DeliverZero does not charge restaurants or customers for the boxes themselves. Instead, the company takes a commission that tends to be between 5% and 20% of sales. “We haven’t taken higher than 22.5%, which is the floor for other platforms,” Sweeney said. Companies such as Seamless and its parent, GrubHub, drew ire for charging restaurants upward of 30% an order during the worst of the pandemic, leading cities including New York and San Francisco to cap delivery fees.

DeliverZero is in the process of making its reusable boxes available on other big platforms, for 25 cents a box. Sweeney wants to make it possible for diners to get their food in reusable containers, even if they prefer to stick with the delivery apps already on their phones.

As much as 80% of a restaurant’s outgoing orders are for delivery, according to Maia Tekle, who worked at delivery company Caviar before co-founding Dispatch Goods in San Francisco. “You just can’t tackle the [packaging] problem unless you tackle delivery,” said co-founder and chief executive officer Lindsey Hoell. Most of the delivery orders from the 50 or so restaurants that use Dispatch Good’s stainless steel dishes come through third-party apps.

Hoell and Tekle aim to make reuse as routine as recycling. They envision a “fourth bin” for reusables, next to trash, recycling and food scraps.

Dispatch Goods runs weekly pickup routes, much like curbside waste collection. Users schedule home pickup, and drivers retrieve tins along with reusable items from other companies such as mason jars and meal kit freezer packs, which the company sells to grocery stores and other businesses that want to use upcycled packaging.
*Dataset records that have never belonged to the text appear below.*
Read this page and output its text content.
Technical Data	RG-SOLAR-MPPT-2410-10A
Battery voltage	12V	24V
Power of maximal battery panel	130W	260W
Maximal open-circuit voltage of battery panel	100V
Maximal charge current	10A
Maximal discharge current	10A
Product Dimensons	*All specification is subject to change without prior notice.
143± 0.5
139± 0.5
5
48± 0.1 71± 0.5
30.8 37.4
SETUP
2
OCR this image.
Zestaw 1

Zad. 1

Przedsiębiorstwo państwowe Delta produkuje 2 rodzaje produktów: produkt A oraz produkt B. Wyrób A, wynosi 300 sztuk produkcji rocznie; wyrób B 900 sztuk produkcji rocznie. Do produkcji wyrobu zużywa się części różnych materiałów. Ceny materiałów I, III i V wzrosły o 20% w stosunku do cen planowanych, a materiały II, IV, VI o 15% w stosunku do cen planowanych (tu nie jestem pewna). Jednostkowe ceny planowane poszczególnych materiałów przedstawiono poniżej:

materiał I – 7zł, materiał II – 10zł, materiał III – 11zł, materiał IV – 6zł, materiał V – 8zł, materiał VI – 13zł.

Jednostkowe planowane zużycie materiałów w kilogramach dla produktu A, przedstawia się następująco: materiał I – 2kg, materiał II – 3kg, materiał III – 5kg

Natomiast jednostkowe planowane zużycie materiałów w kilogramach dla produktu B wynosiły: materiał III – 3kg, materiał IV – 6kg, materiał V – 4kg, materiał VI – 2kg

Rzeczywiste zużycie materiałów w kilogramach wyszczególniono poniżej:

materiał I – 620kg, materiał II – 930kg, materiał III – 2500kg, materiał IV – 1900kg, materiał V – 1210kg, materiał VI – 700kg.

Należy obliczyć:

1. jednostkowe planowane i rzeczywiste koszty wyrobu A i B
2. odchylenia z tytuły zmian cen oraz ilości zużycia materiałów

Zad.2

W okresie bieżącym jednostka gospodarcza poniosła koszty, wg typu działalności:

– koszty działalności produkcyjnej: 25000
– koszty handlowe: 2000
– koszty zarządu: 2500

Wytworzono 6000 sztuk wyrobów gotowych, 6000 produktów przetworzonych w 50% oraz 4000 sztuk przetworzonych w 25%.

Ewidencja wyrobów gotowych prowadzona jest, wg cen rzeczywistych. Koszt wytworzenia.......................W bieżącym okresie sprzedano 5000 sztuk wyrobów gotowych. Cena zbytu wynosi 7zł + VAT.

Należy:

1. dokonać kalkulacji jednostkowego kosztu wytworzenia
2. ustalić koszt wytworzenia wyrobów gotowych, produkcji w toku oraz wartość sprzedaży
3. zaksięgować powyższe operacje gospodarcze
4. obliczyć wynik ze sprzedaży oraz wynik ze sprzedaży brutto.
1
Regulation and public partnerships could help build a more robust reuse system, said Sarah Currie-Halpern, co-founder of waste reduction consultancy Think Zero. “I don’t think that the private sector can bring reusables mainstream on its own.”

A small tax on disposables could fund new return kiosks and dishwashing facilities, she said, and local governments could support fledgling companies. The city of Boulder, for example, partnered with RepEATer on its reusable takeout container program, offering grant funding and helping it attract new restaurants and diners. Several cities and states are moving to restrict or ban single-use plastics in restaurants. In Germany, restaurants that offer takeout will be required to offer reusable containers starting in 2023.

Hoell is confident her reuse model can work outside the dense, eco-conscious enclaves of northern California, noting that delivery services like DoorDash and Instacart are flourishing in the suburbs and the zero-waste movement has lots of momentum.

“It may be a while before we are in rural Arkansas, but all metro areas with populations over 500,000 are opportunities for the fourth bin system,” she said.

Sweeney, too, is optimistic. She said that New York, where some residents have never turned on their ovens, is uniquely positioned. “But across the world people are eating food they didn’t make themselves,” she said. “There’s a market for sustainable reusable systems everywhere.”